Я крепился изо всех сил, еле сдерживая душившие меня рыдания, но когда он сыграл последние аккорды оперы, я извинился и вышел в другую комнату, где никого не было, чтобы никому не причинять беспокойства и самому прийти в себя.
Постепенно я успокоился. Когда же я вновь вернулся к ним, я все еще находился во власти этого трогательного, чарующего, прекрасного и бессмертного произведения, исполненного самим Массне в его собственном святилище, и долго не мог спокойно говорить. Порой, когда чувства переполняют твое сердце, один простой жест, пожатие руки, объятие значит гораздо больше, чем самая изысканная речь. Вот и тогда мое сердце было настолько переполнено чувствами, что я не мог ничего говорить.
 
   – Maitre, – сказал я срывающимся от волнения голосом, – позвольте мне обнять вас!
 
Массне все понял.
Конечно, я мог бы назвать много композиторов, создавших более глубокую музыку, чем Жюль Массне, но все же должен признать, что не помню случая, когда бы меня так взволновала музыка, как в тот день, когда он впервые мне исполнил партитуру своей оперы.
Как-то в Монте-Карло Рауль Гинсбург объявил нам, артистам, что мы приглашены в Берлин на несколько спектаклей, а я должен играть там «Мефистофеля», «Дона-Карлоса» и «Севильского цирюльника» 131.

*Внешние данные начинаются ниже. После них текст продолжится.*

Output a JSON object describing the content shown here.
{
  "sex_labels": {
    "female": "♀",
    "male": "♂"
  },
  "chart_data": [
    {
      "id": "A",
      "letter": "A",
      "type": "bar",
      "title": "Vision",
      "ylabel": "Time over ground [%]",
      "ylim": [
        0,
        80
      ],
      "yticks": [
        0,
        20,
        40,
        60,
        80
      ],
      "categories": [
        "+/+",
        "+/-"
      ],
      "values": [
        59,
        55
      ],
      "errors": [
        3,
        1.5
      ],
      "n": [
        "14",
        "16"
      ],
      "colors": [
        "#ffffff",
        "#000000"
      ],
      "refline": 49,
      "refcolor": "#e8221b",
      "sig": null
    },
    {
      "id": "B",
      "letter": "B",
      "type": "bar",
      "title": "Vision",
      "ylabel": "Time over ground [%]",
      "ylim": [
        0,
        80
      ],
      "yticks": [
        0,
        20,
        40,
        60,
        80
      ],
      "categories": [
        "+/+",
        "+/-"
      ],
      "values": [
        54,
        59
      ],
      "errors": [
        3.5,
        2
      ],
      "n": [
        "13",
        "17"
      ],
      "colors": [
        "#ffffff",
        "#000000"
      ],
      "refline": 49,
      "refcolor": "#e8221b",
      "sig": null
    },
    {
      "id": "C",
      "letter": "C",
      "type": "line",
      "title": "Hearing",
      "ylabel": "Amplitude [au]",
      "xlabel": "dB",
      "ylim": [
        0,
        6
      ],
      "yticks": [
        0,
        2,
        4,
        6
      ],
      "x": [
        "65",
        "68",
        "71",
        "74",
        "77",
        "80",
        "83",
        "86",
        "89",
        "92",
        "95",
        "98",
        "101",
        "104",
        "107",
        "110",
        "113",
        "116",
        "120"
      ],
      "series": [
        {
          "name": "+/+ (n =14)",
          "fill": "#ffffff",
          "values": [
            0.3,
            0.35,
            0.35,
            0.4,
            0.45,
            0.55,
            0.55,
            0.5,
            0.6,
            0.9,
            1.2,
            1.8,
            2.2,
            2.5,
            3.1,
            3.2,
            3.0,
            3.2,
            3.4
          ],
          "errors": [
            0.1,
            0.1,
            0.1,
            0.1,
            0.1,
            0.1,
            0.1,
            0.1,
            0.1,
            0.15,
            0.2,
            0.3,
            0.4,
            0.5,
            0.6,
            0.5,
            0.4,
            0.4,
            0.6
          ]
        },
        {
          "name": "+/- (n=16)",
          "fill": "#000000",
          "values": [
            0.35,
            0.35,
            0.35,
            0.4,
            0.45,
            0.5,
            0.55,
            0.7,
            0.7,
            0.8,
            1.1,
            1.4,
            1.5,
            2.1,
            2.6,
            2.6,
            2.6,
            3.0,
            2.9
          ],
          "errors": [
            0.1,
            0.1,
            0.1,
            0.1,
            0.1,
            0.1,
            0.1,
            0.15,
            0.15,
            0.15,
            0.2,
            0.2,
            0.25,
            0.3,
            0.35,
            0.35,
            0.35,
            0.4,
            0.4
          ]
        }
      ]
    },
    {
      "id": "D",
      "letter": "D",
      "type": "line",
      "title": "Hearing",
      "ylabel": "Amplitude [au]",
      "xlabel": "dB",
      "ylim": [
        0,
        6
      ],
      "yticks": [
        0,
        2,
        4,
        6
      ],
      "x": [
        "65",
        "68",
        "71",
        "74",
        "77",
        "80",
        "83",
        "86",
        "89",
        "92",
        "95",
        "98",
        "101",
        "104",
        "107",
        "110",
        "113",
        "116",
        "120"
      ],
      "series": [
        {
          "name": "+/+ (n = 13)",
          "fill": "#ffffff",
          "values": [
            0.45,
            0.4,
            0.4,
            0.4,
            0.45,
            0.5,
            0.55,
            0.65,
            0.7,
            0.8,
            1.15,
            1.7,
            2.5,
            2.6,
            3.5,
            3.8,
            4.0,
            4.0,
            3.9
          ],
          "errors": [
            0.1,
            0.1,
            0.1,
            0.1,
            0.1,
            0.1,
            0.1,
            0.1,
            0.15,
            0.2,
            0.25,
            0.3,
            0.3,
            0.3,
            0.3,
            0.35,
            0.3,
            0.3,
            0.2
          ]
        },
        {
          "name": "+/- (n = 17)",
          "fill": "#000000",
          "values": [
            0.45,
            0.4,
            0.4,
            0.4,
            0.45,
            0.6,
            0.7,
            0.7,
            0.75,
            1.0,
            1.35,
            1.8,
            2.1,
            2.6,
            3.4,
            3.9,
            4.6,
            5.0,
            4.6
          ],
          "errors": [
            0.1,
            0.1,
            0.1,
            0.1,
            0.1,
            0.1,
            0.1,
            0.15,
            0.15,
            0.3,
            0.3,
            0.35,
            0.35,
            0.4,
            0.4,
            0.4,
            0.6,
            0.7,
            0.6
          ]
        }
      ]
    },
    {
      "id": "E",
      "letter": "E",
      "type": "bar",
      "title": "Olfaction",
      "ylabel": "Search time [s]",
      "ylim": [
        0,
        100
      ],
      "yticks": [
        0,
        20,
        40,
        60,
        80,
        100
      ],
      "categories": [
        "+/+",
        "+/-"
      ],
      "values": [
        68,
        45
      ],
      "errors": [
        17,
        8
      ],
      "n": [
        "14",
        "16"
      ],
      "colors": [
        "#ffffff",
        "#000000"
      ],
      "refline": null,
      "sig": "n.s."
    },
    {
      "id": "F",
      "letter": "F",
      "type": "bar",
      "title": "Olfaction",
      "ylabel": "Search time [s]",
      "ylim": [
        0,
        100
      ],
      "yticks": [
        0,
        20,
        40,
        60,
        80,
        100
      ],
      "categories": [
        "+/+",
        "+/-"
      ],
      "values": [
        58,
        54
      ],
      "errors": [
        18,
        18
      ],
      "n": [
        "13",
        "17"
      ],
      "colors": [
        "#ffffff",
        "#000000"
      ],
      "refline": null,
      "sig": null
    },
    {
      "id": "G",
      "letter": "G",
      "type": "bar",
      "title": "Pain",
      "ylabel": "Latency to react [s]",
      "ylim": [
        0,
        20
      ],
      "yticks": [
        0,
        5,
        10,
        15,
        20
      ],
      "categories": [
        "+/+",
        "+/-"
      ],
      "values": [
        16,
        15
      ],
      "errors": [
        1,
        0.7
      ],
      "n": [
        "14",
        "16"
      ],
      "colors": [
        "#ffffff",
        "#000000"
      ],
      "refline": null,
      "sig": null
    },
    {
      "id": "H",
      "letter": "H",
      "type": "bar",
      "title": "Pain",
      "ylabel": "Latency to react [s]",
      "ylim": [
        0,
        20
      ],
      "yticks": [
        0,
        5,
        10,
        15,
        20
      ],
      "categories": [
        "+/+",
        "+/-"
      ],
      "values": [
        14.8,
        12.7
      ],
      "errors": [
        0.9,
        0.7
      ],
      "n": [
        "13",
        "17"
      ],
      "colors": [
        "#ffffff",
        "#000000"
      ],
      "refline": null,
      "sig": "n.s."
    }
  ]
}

Что ж, при хорошем настроении и в аду играть можно. Я еще никогда не пел в Германии и поехал в Берлин с большим любопытством. Ехали почему-то в поезде, специально заказанном великолепным Раулем, – можно бы, конечно, обойтись и без этого, но у Рауля Гинсбурга была некоторая склонность к замоскворецкому размаху, в чем я не без гордости вижу влияние русской культуры на этого интернационального человека.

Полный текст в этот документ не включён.